Während Soziologin Bögelein ins Feld führte, dass Menschen ohne deutschen Pass auch häufiger von Armut betroffen seien und in marginalisierten Stadtteilen lebten, monierte Mansour: "Wir behandeln diese Menschen wie Kuscheltiere, damit wir uns besser fühlen." Die eingespielten, betont entschlossenen Originaltöne von Innenministerin Nancy Faeser ("Wer sich nicht an die Regeln hält, muss gehen") konnten ihn nicht von seiner Einschätzung abbringen: "Unser Rechtsstaat wird als schwach wahrgenommen", Migranten erlebten das als "Einladung". Das Gegenteil sei der Fall, konterte Fiedler, gerade dass sie in der Statistik stünden, sei ein "Zeichen guter Polizeiarbeit".

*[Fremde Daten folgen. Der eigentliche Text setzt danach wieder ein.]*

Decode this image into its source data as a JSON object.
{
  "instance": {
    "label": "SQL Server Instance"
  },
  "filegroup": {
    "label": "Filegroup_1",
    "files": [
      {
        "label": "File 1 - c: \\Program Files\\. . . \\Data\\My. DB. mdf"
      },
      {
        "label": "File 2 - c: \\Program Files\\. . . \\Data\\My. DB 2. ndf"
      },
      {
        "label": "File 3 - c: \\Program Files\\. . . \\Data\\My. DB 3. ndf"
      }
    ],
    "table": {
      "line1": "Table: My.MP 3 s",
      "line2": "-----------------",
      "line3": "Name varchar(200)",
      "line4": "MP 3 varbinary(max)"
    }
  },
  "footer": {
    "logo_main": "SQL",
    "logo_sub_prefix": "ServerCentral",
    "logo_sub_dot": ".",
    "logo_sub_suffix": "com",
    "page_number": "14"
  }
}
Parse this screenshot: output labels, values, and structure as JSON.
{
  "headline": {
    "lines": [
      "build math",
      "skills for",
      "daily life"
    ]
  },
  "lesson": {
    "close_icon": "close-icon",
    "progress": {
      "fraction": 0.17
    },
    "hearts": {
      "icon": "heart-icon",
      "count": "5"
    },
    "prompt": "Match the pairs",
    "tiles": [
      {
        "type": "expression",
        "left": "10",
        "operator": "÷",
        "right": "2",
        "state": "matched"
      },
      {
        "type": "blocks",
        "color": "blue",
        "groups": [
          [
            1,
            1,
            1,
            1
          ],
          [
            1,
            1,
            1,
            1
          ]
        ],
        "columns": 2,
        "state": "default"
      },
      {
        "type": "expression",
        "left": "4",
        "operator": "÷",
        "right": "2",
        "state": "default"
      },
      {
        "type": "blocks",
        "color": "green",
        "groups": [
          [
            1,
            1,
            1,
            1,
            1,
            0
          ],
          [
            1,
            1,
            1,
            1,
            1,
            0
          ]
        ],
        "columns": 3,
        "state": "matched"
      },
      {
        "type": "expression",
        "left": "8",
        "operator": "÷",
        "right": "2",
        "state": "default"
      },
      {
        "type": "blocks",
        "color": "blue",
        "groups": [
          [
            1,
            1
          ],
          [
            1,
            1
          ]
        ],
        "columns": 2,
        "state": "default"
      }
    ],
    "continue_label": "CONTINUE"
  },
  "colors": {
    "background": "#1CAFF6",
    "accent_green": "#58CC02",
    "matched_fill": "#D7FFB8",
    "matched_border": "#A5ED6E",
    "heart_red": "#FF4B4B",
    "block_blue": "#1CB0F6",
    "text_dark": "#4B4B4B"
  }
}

"Wenn die Statistik so interpretationsbedürftig ist, warum veröffentlichen wir sie dann?", rief Markus Lanz irgendwann aus – und stieß auf Zustimmung: "Ja, wir brauchen einen neuen Sicherheitsbericht, eine andere Debattengrundlage", forderte Fiedler. Nicole Bögelein sprach sich für "mehr Schulsozialarbeit" aus, um Jugendkriminalität zu bekämpfen: "Die Null-Toleranz-Debatte hat in den vergangenen 20 Jahren nichts gebracht." Fiedler betonte die Wichtigkeit von Präventionsprojekten. Ahmad Mansour hingegen wollte lieber bei kulturellen Hintergründen, patriarchalen Strukturen und Erziehungsmethoden ansetzen – und noch "das Unwort der Sendung" beitragen: "Wir müssen über Obergrenzen sprechen (…), damit wir in der Lage sind, diejenigen, die kommen, gut zu begleiten."